As feridas radiógenas, como também são chamadas, podem ser mais leves, gerando descamação, mas também podem causar feridas maiores e mais doloridas.

Muitas vezes, mesmo direcionada para tratar as células cancerígenas, a radiação pode atingir as células saudáveis da pele, causando lesões, especialmente na região para a qual é direcionado o tratamento. 

De acordo com as Linhas de Consenso em Enfermagem para uma melhor intervenção, documento da Associação de Enfermagem Oncológica Portuguesa (AEOP), estima-se que 80 a 90% dos doentes submetidos a Radioterapia (RT) vão experienciar algum grau de radiodermite. 

No entanto, a maioria das lesões é de menor intensidade e apenas 10 a 15% são graus mais avançados.

Principais sintomas da radiodermite

  • Eritema – o eritema é um dos sintomas que podem surgir logo nas primeiras semanas de tratamento.
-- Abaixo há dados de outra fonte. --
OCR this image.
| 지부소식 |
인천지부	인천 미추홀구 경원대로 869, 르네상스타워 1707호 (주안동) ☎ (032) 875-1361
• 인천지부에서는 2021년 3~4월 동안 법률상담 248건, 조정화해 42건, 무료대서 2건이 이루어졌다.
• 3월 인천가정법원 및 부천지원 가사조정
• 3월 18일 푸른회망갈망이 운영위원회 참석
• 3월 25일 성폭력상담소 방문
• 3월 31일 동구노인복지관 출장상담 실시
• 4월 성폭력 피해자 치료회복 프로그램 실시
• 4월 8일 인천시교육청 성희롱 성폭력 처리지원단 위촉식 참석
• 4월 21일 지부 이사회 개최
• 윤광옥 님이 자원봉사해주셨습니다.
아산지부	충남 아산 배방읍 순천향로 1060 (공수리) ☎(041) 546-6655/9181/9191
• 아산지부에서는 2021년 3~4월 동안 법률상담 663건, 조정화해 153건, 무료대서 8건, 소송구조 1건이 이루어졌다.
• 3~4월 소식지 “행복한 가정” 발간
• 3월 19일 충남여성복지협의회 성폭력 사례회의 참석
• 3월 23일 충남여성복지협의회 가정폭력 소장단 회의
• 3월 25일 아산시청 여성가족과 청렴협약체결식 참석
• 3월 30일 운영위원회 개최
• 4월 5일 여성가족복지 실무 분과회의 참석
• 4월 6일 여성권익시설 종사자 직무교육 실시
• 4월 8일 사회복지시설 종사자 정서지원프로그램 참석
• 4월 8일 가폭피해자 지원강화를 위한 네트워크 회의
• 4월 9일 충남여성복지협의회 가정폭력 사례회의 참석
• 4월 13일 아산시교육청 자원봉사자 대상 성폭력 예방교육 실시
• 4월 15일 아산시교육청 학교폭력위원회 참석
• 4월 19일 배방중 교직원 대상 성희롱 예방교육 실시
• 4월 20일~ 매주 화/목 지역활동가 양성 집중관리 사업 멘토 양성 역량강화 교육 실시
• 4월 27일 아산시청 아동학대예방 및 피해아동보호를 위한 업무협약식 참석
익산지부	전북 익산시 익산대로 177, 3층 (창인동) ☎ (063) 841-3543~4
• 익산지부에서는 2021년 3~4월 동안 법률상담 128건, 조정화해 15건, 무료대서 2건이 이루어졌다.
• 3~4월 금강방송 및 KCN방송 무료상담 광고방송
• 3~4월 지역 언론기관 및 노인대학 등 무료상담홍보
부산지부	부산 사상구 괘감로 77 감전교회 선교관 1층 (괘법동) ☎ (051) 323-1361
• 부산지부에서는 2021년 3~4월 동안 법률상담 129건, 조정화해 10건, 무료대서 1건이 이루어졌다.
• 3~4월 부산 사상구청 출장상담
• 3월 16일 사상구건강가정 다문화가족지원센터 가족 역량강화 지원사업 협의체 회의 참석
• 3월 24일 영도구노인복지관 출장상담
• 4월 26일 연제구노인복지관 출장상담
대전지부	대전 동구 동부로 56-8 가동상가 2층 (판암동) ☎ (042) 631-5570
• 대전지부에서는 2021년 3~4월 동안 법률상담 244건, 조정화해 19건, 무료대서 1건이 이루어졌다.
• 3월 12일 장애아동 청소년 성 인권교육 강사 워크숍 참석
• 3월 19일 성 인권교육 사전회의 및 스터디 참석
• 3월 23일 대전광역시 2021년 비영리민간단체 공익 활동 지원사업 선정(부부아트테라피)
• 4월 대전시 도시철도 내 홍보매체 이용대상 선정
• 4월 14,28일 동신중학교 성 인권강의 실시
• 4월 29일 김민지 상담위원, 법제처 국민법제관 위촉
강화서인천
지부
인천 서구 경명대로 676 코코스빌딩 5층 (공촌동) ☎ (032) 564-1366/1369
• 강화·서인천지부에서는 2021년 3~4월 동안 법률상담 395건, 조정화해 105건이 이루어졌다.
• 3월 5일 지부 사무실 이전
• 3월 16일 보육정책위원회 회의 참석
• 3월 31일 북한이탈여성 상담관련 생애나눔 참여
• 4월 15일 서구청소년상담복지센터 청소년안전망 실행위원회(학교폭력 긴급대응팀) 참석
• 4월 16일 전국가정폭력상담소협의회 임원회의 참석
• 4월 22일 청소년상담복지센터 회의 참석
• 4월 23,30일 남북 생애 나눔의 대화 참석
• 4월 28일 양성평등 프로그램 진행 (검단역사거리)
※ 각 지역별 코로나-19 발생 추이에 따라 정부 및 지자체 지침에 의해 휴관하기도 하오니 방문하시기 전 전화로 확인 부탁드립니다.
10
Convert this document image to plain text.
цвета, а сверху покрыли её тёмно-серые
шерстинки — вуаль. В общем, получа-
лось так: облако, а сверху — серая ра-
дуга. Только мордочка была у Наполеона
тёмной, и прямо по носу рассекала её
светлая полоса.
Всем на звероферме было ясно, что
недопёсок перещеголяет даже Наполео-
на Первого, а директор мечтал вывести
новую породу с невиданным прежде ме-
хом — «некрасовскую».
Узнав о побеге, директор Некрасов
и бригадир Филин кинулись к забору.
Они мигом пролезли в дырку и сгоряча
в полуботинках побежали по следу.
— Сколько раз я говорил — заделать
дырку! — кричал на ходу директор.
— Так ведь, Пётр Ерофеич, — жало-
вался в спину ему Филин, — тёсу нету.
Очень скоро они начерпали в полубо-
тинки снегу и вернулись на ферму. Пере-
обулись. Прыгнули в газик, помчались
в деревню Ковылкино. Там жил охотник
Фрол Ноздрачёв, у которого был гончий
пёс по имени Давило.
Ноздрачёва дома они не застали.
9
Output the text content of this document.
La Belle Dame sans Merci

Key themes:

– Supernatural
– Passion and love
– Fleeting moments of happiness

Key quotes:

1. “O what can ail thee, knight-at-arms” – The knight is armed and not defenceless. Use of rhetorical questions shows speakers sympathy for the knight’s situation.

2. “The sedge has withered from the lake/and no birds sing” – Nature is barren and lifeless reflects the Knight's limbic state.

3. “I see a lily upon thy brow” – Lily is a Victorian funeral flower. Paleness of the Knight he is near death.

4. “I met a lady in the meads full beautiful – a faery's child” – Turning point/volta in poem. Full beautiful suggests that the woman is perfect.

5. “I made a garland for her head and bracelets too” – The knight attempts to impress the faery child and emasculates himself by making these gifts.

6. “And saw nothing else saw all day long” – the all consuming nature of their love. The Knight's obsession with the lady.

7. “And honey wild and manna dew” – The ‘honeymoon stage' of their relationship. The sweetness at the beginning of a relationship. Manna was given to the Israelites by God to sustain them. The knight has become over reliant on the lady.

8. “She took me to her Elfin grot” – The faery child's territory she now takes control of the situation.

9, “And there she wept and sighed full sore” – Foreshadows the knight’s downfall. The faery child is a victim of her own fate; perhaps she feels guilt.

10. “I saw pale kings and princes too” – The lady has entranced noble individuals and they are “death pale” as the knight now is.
Se caracteriza por pele seca e sensível, sensação de pele quente e repuxando, além de prurido. Pode ter manchas uniformes ou não uniformes.
  • Descamação seca – pele seca e descamando, prurido, hipersensibilidade e bastante dor. Esse tipo de descamação evolui rapidamente para a descamação úmida.
  • Descamação úmida – é uma ferida que deixa a pele endurecida, hiperpigmentada e brilhante. Possui dor intensa e risco de infecção, principalmente se for em locais com pregas, como nas axilas e região inguinal.
  • Ulceração, Hemorragia e Necrose – é o efeito mais grave que pode surgir da radiodermite, mas é pouco frequente e costuma aparecer mais na fase tardia dos sintomas, como veremos abaixo.

Classificações de radiodermite

A radiodermite pode aparecer em dois momentos na pele do paciente. Na toxicidade aguda os efeitos aparecem até 90 dias após o início do tratamento.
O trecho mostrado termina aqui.